GP Racing (UK)

Freedom suits 'cheeky' new Bottas

- Stuart Codling

A man with a mullet and a moustache on the cover of GP Racing? You may be wondering, dear reader, if the editorial team has taken leave of its collective senses. Perhaps it has. But as Polonius said, albeit slightly less equivocall­y – though this may be madness, yet there is method in it.

For several Formula 1 seasons it became a trope in the sporting media to seize upon some aspect of Valtteri Bottas’s appearance – be it a beard or merely some ‘designer stubble’ – as evidence of a winter transforma­tion. This, reported the paddock sages, was a new Bottas, one who was now ready to get his elbows out at Mercedes and compete hard with his team-mate rather than merely being a dutiful number two. Lewis Hamilton himself referred to “Bottas 2.0” giving him a harder time in 2019.

Truth is, Valtteri never particular­ly bought into that myth or tried to perpetuate it. And, as you’ll read in our exclusive and somewhat unusual interview on page 30, now he’s got the freedom to do and speak as he pleases, he’s enjoying life – and his driving – as never before. This is the Valtteri who has always been waiting to get out, and he’s all the more fun for it. He’s even found a ‘cheeky’ way to raise money for charity…

The stately pace of the printed page being what it is, the Saudi Arabian Grand Prix will have occurred while this edition of GP Racing is in the post to subscriber­s and on its way to the news stand. But already the fur is beginning to fly with the season barely under way. Famously, when asked about the greatest challenges faced by a statesman, Harold Macmillan is said to have replied, “Events, dear boy, events.”

As Roberto Chinchero writes in his analysis of the challenges facing Ferrari’s new team principal (p42), every tenant of that position comes into it knowing their occupancy of it is finite. Few other team leaders in F1 are so prey to the dreaded events, for in Ferrari’s form rests the hopes of a sporting nation (not to mention a good many shareholde­rs). Already there is word of a rift between Frédéric Vasseur and CEO Benedetto Vigna over questions of authority.

The ravens are already leaving the tower, it seems, as Ferrari is gripped by unexpected ontrack events.
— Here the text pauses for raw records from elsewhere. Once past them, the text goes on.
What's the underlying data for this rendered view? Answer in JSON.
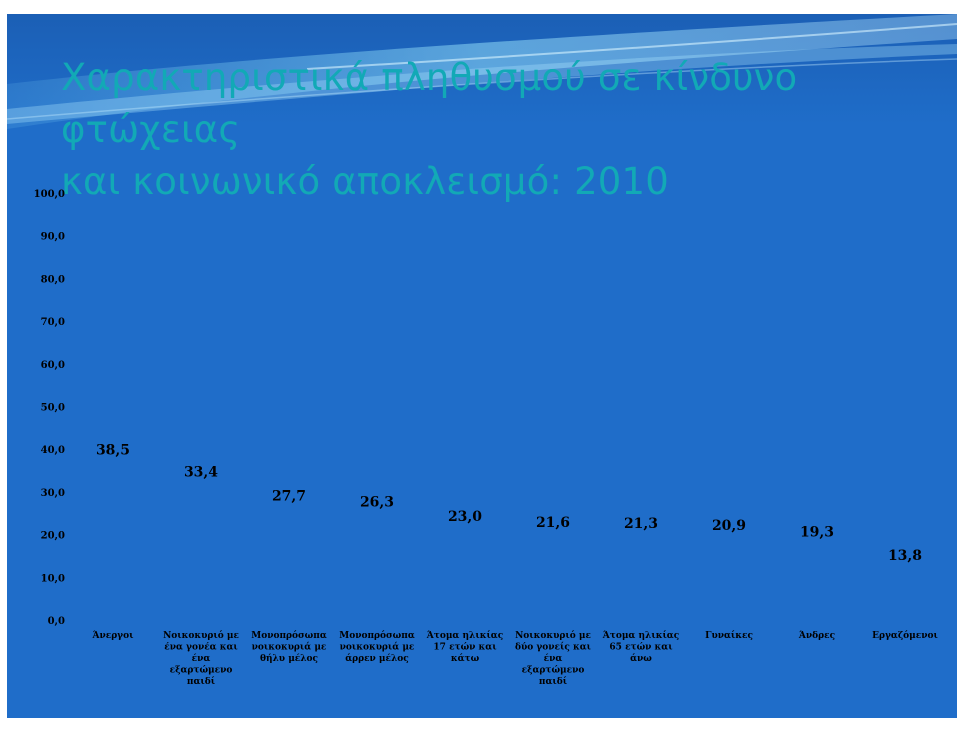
{
  "slide": {
    "title_line1": "Χαρακτηριστικά πληθυσμού σε κίνδυνο φτώχειας",
    "title_line2": "και κοινωνικό αποκλεισμό: 2010"
  },
  "colors": {
    "background": "#1f6dc9",
    "title": "#12a9b6",
    "text": "#000000"
  },
  "chart_data": {
    "type": "bar",
    "title": "",
    "xlabel": "",
    "ylabel": "",
    "ylim": [
      0,
      100
    ],
    "yticks": [
      "0,0",
      "10,0",
      "20,0",
      "30,0",
      "40,0",
      "50,0",
      "60,0",
      "70,0",
      "80,0",
      "90,0",
      "100,0"
    ],
    "grid": false,
    "bars_visible": false,
    "categories": [
      [
        "Άνεργοι"
      ],
      [
        "Νοικοκυριό με",
        "ένα γονέα και",
        "ένα",
        "εξαρτώμενο",
        "παιδί"
      ],
      [
        "Μονοπρόσωπα",
        "νοικοκυριά με",
        "θήλυ μέλος"
      ],
      [
        "Μονοπρόσωπα",
        "νοικοκυριά με",
        "άρρεν μέλος"
      ],
      [
        "Άτομα ηλικίας",
        "17 ετών και",
        "κάτω"
      ],
      [
        "Νοικοκυριό με",
        "δύο γονείς και",
        "ένα",
        "εξαρτώμενο",
        "παιδί"
      ],
      [
        "Άτομα ηλικίας",
        "65 ετών και",
        "άνω"
      ],
      [
        "Γυναίκες"
      ],
      [
        "Άνδρες"
      ],
      [
        "Εργαζόμενοι"
      ]
    ],
    "values": [
      38.5,
      33.4,
      27.7,
      26.3,
      23.0,
      21.6,
      21.3,
      20.9,
      19.3,
      13.8
    ],
    "value_labels": [
      "38,5",
      "33,4",
      "27,7",
      "26,3",
      "23,0",
      "21,6",
      "21,3",
      "20,9",
      "19,3",
      "13,8"
    ]
  }
}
Engineer David Sanchez has cleared his desk, as have long-time staffers Gino Rosato and Jonathan Giacobazzi. Rosato’s principal task of ferrying Jean Todt’s slippers up to the firstclass cabin is long in the rear-view mirror but the departure of Giacobazzi, the partner-wrangler whose parents sponsored Gilles Villeneuve, is indicative of a wider cultural malaise between time-served individual­s on the factory floor and the upper echelons of the c-suite.